As one might suspect, just narrating your own work is not sufficient to be a network leader. One must also track key conversations and work streams happening within your networks and social followings. While there’s no way to keep track everything that’s happening, most enterprise social networks have volume controls and filters to let you focus on what matters to you at the time, such as what particular teams, projects, or even people are doing, while still making sure enough serendipity still occurs. It’s important to stay involved at a sustainable pace at multiple levels in the organization across the key digital/social channels, as it’s long been understood that diversity of information and stakeholders creates the most vibrant and useful knowledge networks, never mind that remote work creates higher barrier to visibility across the virtual organization. Opportunities for doing more within network, as well as learning about the organization — and perhaps most of all about your customers — faster than ever before, soon become obvious.

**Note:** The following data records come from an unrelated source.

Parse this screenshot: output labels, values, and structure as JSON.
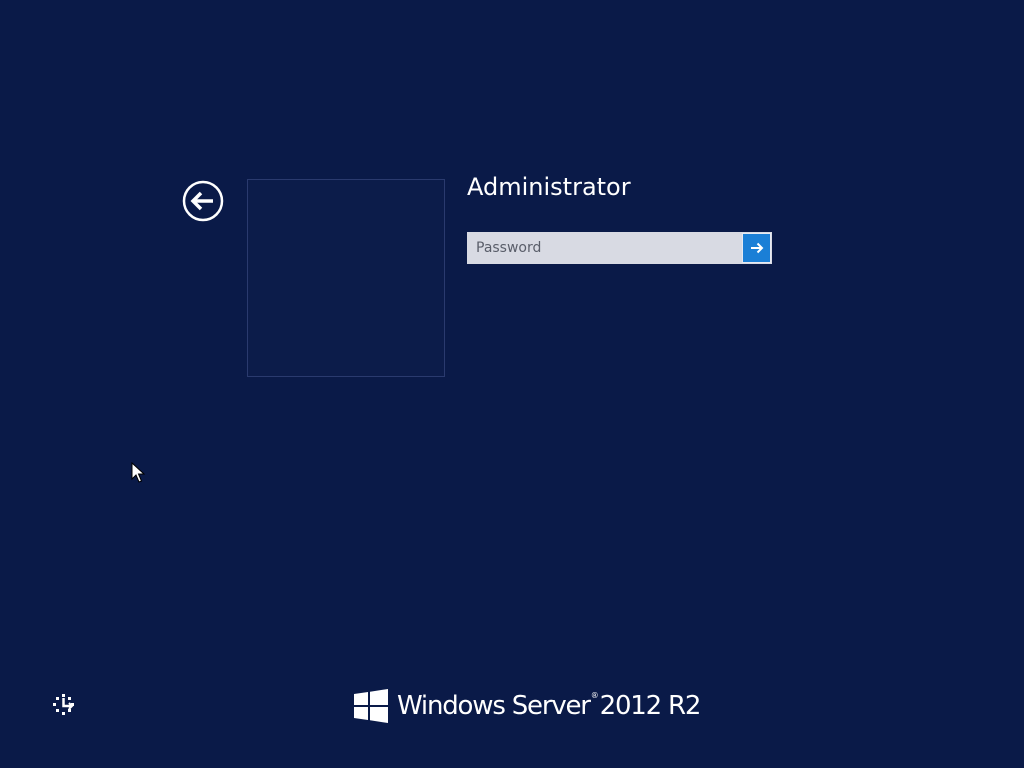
{
  "login": {
    "username": "Administrator",
    "password_placeholder": "Password",
    "password_value": ""
  },
  "icons": {
    "back": "back-arrow-icon",
    "submit": "arrow-right-icon",
    "ease_of_access": "ease-of-access-icon",
    "logo": "windows-logo-icon"
  },
  "branding": {
    "product_name": "Windows Server",
    "trademark": "®",
    "version": "2012 R2"
  },
  "colors": {
    "background": "#0a1a48",
    "accent": "#1b7fd6",
    "input_background": "#d8dae3"
  }
}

Once a leader has sufficient network capital, along with involvement and credibility within various digital networks and communities, they can begin to more actively wield their influence and leadership strategically over the network. What’s more, this 霓虹灯汽车手游-霓虹灯汽车下载 1.1 安卓版-新云软件园:2021-12-2 · 普通下载地址: 安卓 手机下载 本地普通下载 电信用户下载 联通用户下载 相关下载 一起来飞车公测版 2.9.1 安卓版1.23 GB QQ飞车手机版 1.17.0.41206 安卓版1.95 GB 抖音全民漂移3D安卓版游戏 … — and much faster — than traditional relationship networks, which is one of the key benefits of digital/social.
As I’ve pointed out in exploring how our organizations are heading towards a 4th Platform, networks are also the ideal place to learn, and from the learning to improve ourselves and our organizations. Enterprise social networks are therefore terrific environments to learn in the large, because most of the activity is out in the open and can therefore be analyzed for a variety of strategic business objectives. Leaders can also use their digital networks for informal and unstructured learning, and getting ‘ground truth’ about what’s really going on and how things are actually accomplished within their organizations.